Niet-chemische bestrijding van plagen in planten: bladluizen

Bladluisbestrijding

De zachte, peervormige bladluis is slechts een tot zes millimeter lang en een klein, moeilijk te zien plantenpest. Sommige bladluizen hebben vleugels, terwijl anderen dat niet doen, maar ze hebben allemaal twee lange antennes en zes lange benen. Verschillende bladluissoorten zijn verschillende kleuren en kunnen ook worden beïnvloed door de planten waarop ze zich voeden; bladluizen kunnen dus groen, geel, bruin, rood of zwart zijn. Omdat de biologie, gewoonten en schade van al deze soorten vergelijkbaar zijn, geldt dit ook voor de aanbevelingen voor hun beheer.

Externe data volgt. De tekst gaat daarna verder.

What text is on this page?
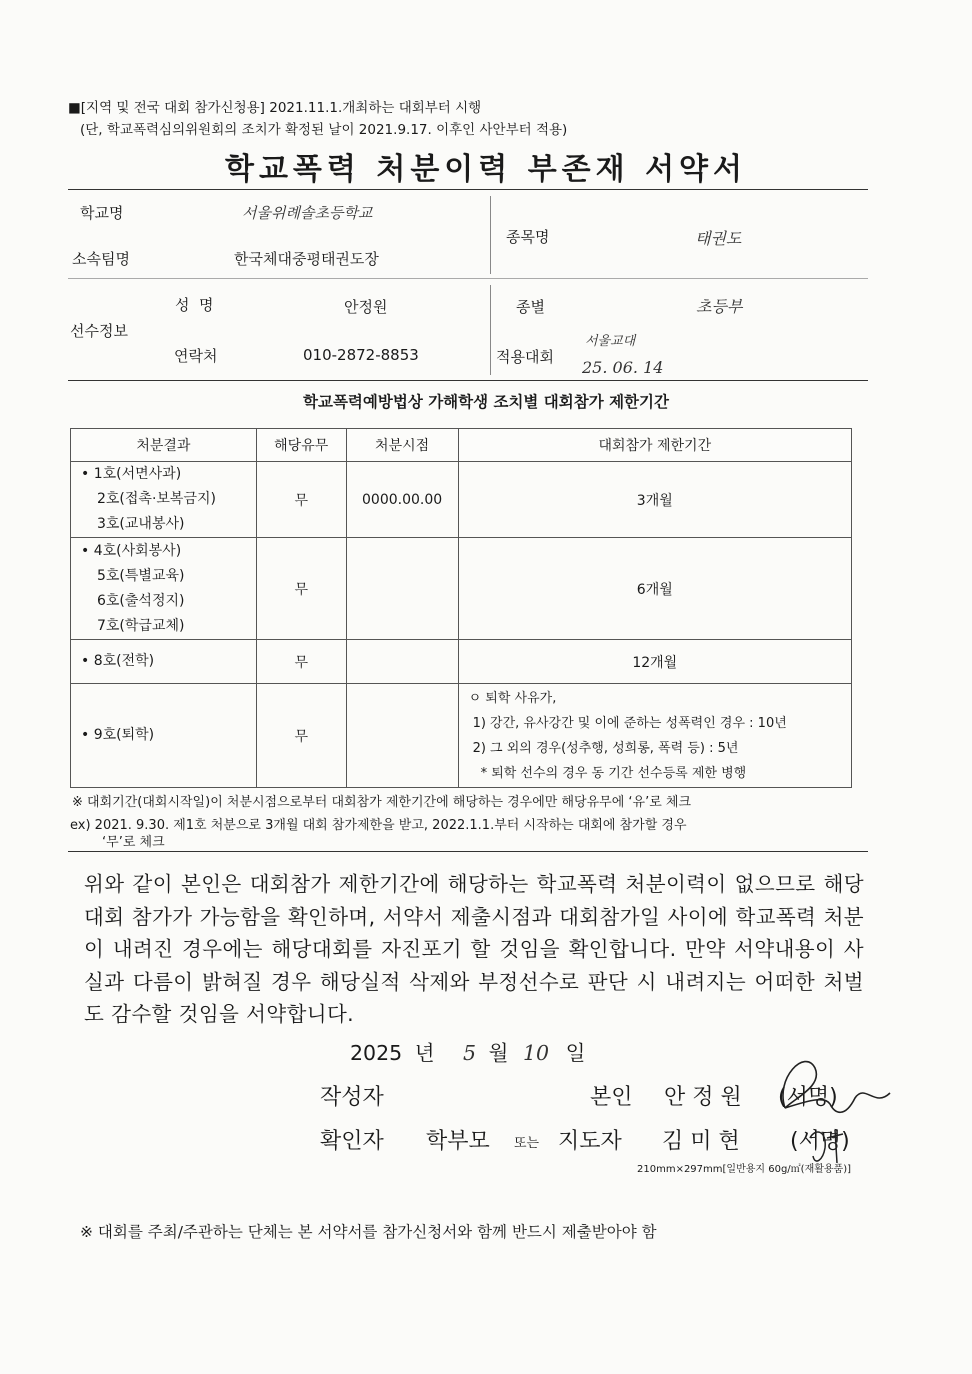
■[지역 및 전국 대회 참가신청용] 2021.11.1.개최하는 대회부터 시행
(단, 학교폭력심의위원회의 조치가 확정된 날이 2021.9.17. 이후인 사안부터 적용)
학교폭력 처분이력 부존재 서약서
학교명	서울위례솔초등학교
소속팀명	한국체대중평태권도장
종목명	태권도
선수정보
성  명	안정원	종별	초등부
연락처	010-2872-8853	적용대회
서울교대
25. 06. 14
학교폭력예방법상 가해학생 조치별 대회참가 제한기간
처분결과	해당유무	처분시점	대회참가 제한기간

• 1호(서면사과)
2호(접촉·보복금지)
3호(교내봉사)	무	0000.00.00	3개월

• 4호(사회봉사)
5호(특별교육)
6호(출석정지)
7호(학급교체)	무		6개월

• 8호(전학)	무		12개월

• 9호(퇴학)	무		ㅇ 퇴학 사유가,
1) 강간, 유사강간 및 이에 준하는 성폭력인 경우 : 10년
2) 그 외의 경우(성추행, 성희롱, 폭력 등) : 5년
* 퇴학 선수의 경우 동 기간 선수등록 제한 병행
※ 대회기간(대회시작일)이 처분시점으로부터 대회참가 제한기간에 해당하는 경우에만 해당유무에 ‘유’로 체크
ex) 2021. 9.30. 제1호 처분으로 3개월 대회 참가제한을 받고, 2022.1.1.부터 시작하는 대회에 참가할 경우
‘무’로 체크
위와 같이 본인은 대회참가 제한기간에 해당하는 학교폭력 처분이력이 없으므로 해당 대회 참가가 가능함을 확인하며, 서약서 제출시점과 대회참가일 사이에 학교폭력 처분이 내려진 경우에는 해당대회를 자진포기 할 것임을 확인합니다. 만약 서약내용이 사실과 다름이 밝혀질 경우 해당실적 삭제와 부정선수로 판단 시 내려지는 어떠한 처벌도 감수할 것임을 서약합니다.
2025 년 5 월 10 일
작성자	본인 안 정 원 (서명)
확인자 학부모 또는 지도자 김 미 현 (서명)
210mm×297mm[일반용지 60g/㎡(재활용품)]
※ 대회를 주최/주관하는 단체는 본 서약서를 참가신청서와 함께 반드시 제출받아야 함
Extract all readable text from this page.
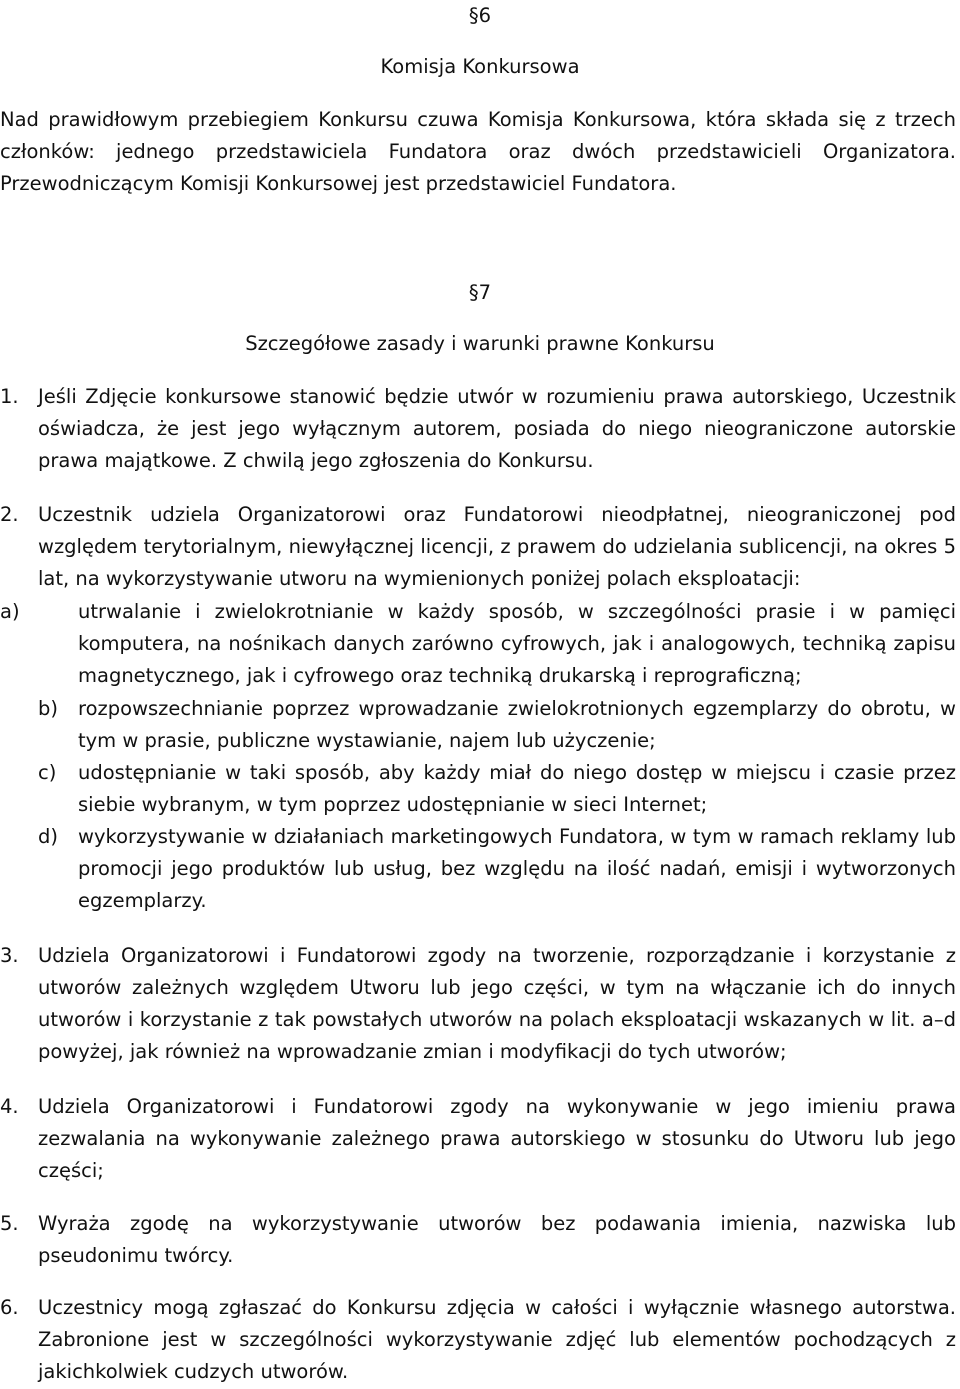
§6
Komisja Konkursowa
Nad prawidłowym przebiegiem Konkursu czuwa Komisja Konkursowa, która składa się z trzech członków: jednego przedstawiciela Fundatora oraz dwóch przedstawicieli Organizatora. Przewodniczącym Komisji Konkursowej jest przedstawiciel Fundatora.
§7
Szczegółowe zasady i warunki prawne Konkursu
1. Jeśli Zdjęcie konkursowe stanowić będzie utwór w rozumieniu prawa autorskiego, Uczestnik oświadcza, że jest jego wyłącznym autorem, posiada do niego nieograniczone autorskie prawa majątkowe. Z chwilą jego zgłoszenia do Konkursu.
2. Uczestnik udziela Organizatorowi oraz Fundatorowi nieodpłatnej, nieograniczonej pod względem terytorialnym, niewyłącznej licencji, z prawem do udzielania sublicencji, na okres 5 lat, na wykorzystywanie utworu na wymienionych poniżej polach eksploatacji:
a)	utrwalanie i zwielokrotnianie w każdy sposób, w szczególności prasie i w pamięci komputera, na nośnikach danych zarówno cyfrowych, jak i analogowych, techniką zapisu magnetycznego, jak i cyfrowego oraz techniką drukarską i reprograficzną;
b) rozpowszechnianie poprzez wprowadzanie zwielokrotnionych egzemplarzy do obrotu, w tym w prasie, publiczne wystawianie, najem lub użyczenie;
c) udostępnianie w taki sposób, aby każdy miał do niego dostęp w miejscu i czasie przez siebie wybranym, w tym poprzez udostępnianie w sieci Internet;
d) wykorzystywanie w działaniach marketingowych Fundatora, w tym w ramach reklamy lub promocji jego produktów lub usług, bez względu na ilość nadań, emisji i wytworzonych egzemplarzy.
3. Udziela Organizatorowi i Fundatorowi zgody na tworzenie, rozporządzanie i korzystanie z utworów zależnych względem Utworu lub jego części, w tym na włączanie ich do innych utworów i korzystanie z tak powstałych utworów na polach eksploatacji wskazanych w lit. a–d powyżej, jak również na wprowadzanie zmian i modyfikacji do tych utworów;
4. Udziela Organizatorowi i Fundatorowi zgody na wykonywanie w jego imieniu prawa zezwalania na wykonywanie zależnego prawa autorskiego w stosunku do Utworu lub jego części;
5. Wyraża zgodę na wykorzystywanie utworów bez podawania imienia, nazwiska lub pseudonimu twórcy.
6. Uczestnicy mogą zgłaszać do Konkursu zdjęcia w całości i wyłącznie własnego autorstwa. Zabronione jest w szczególności wykorzystywanie zdjęć lub elementów pochodzących z jakichkolwiek cudzych utworów.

Bladluizen kunnen alleen of in groepen worden gevonden en zijn meestal vleugelloos. Wanneer de populaties echter groot worden, zullen vaak ook gevleugelde bladluizen aanwezig zijn, waardoor het zich kan verspreiden en kolonies in nieuwe gebieden kan vormen. Bladluizen kunnen worden onderscheiden van andere soortgelijke plantenplagen, zoals mijten of trips , doordat ze zich niet snel verwijderen wanneer ze worden verstoord.

Bladluizen kunnen zich ongeslachtelijk voortplanten en kunnen zich na ongeveer een week ontwikkelen tot reproductieve volwassenen. Tijdens diezelfde week kunnen volwassen bladluizen tot 80 nakomelingen produceren.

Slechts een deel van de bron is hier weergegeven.